Energy Department IG urges tighter security at labs
- By Wilson P. Dizard III
- Feb 11, 2004
Energy Department Inspector General Gregory H. Friedman has recommended that the department's national laboratories tighten security over classified projects, including advanced computer research, in the wake of an audit that found gaps in the labs' security controls.
DOE officials in the Offices of Science and Security generally agreed with the recommendations but said that the department, as a whole, had adequately controlled sensitive technologies.
The IG's Audit Report, Safeguards Over Sensitive Technology, posted here
reflected reviews of the Sandia, Los Alamos and Oak Ridge National Laboratories. It focused on almost 200 cooperative research and development agreements and so-called work-for-others projects that that the labs carried out with outside organizations.
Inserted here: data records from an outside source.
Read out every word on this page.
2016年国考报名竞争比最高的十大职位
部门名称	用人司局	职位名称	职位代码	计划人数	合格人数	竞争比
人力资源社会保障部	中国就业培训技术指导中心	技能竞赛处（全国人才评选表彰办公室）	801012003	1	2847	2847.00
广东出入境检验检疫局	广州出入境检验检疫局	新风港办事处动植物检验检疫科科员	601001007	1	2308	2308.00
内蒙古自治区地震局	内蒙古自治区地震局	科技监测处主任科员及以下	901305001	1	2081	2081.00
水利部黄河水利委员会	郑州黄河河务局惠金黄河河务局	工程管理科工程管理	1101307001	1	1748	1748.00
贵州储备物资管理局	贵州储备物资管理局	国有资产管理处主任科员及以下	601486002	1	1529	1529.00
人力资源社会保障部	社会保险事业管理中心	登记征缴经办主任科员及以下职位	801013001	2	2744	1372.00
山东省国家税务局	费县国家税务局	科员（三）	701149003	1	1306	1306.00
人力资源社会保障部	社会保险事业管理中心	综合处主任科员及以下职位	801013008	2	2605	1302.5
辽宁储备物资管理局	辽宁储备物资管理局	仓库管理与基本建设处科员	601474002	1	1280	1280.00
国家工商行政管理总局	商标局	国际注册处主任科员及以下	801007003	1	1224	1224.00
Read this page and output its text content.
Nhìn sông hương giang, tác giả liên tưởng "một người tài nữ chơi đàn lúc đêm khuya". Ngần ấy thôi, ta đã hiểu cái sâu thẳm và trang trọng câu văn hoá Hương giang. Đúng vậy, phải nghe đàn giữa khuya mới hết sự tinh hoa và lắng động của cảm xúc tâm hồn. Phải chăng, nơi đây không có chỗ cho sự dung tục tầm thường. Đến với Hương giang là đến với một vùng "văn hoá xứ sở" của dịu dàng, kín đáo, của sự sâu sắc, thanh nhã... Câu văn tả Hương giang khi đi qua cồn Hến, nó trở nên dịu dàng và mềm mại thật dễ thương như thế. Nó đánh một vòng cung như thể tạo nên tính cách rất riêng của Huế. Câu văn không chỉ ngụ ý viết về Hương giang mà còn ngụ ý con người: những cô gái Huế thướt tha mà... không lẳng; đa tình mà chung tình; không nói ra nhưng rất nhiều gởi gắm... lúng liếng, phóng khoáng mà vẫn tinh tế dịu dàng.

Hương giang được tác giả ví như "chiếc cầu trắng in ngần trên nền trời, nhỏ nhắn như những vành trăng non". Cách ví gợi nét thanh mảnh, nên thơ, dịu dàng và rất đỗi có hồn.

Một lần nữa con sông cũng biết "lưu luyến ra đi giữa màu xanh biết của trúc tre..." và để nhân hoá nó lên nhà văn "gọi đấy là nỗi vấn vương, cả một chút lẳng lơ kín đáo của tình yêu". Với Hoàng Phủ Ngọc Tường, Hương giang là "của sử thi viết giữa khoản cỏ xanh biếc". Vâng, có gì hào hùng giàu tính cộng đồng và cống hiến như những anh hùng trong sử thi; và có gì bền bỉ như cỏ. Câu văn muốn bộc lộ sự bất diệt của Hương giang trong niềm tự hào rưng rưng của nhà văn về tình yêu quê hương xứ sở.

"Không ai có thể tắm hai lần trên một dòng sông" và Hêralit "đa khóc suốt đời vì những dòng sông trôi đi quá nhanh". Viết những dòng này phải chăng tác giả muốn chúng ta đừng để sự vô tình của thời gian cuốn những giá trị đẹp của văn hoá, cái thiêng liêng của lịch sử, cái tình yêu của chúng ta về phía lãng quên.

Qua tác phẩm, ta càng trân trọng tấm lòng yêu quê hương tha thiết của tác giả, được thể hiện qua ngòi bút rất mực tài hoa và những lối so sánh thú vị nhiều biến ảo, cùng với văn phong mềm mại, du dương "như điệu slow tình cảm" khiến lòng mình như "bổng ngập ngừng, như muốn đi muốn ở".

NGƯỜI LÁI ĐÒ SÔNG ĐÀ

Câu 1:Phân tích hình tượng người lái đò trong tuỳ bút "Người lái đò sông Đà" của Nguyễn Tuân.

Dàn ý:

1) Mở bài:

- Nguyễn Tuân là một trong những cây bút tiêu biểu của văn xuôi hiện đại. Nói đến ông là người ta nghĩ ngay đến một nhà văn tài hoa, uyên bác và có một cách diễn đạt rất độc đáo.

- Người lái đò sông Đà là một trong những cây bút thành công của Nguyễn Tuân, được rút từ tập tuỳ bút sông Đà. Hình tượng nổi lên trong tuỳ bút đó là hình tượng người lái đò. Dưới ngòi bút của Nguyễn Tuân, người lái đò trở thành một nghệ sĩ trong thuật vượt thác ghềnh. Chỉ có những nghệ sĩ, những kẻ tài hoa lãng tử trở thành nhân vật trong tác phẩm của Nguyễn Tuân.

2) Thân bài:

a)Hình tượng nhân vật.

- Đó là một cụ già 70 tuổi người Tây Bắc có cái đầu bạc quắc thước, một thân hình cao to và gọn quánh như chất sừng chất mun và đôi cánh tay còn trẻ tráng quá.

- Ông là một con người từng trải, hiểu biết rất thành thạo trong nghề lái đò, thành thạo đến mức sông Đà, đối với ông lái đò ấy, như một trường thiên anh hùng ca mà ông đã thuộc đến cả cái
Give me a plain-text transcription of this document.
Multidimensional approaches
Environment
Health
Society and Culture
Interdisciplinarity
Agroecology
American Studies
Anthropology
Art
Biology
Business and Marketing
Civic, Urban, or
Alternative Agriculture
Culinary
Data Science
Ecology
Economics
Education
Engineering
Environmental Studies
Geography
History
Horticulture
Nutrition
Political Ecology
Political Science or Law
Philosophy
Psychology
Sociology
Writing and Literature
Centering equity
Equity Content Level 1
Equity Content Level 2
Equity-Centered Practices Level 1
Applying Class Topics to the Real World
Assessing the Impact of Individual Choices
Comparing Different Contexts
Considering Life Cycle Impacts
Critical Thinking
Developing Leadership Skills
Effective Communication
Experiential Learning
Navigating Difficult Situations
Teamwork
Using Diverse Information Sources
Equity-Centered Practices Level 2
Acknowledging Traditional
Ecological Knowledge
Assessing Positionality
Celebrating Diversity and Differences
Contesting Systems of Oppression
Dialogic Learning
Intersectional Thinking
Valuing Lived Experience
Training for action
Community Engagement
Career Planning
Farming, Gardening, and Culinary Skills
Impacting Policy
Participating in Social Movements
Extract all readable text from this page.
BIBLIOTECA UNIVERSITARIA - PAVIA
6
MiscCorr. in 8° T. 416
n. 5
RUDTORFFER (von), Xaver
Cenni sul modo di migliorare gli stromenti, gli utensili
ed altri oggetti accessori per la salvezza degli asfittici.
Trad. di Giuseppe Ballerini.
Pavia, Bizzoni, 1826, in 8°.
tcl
According to the audit, officials at Sandia had failed to carry out security classification reviews for six classified projects. Officials at Los Alamos and Oak Ridge assigned foreign citizens who were permanent resident aliens to seven projects involving sensitive technology, even though three of the researchers were from 'sensitive' countries such as Russia and China.
'Sandia had not conducted required intelligence reviews on CRADAs,' according to the report. 'In contrast, we found that Oak Ridge was conducting counterintelligence reviews, as required. We were not able to reconcile the reasons for the inconsistent applications of department policy.'
The department has tightened security oversight recently following a series of controversial security lapses dating back to 2000, and has detected some other security lapses in recent months see GCN story
The IG's report called for clarification of security procedures, an action that the department's Counterintelligence Office endorsed.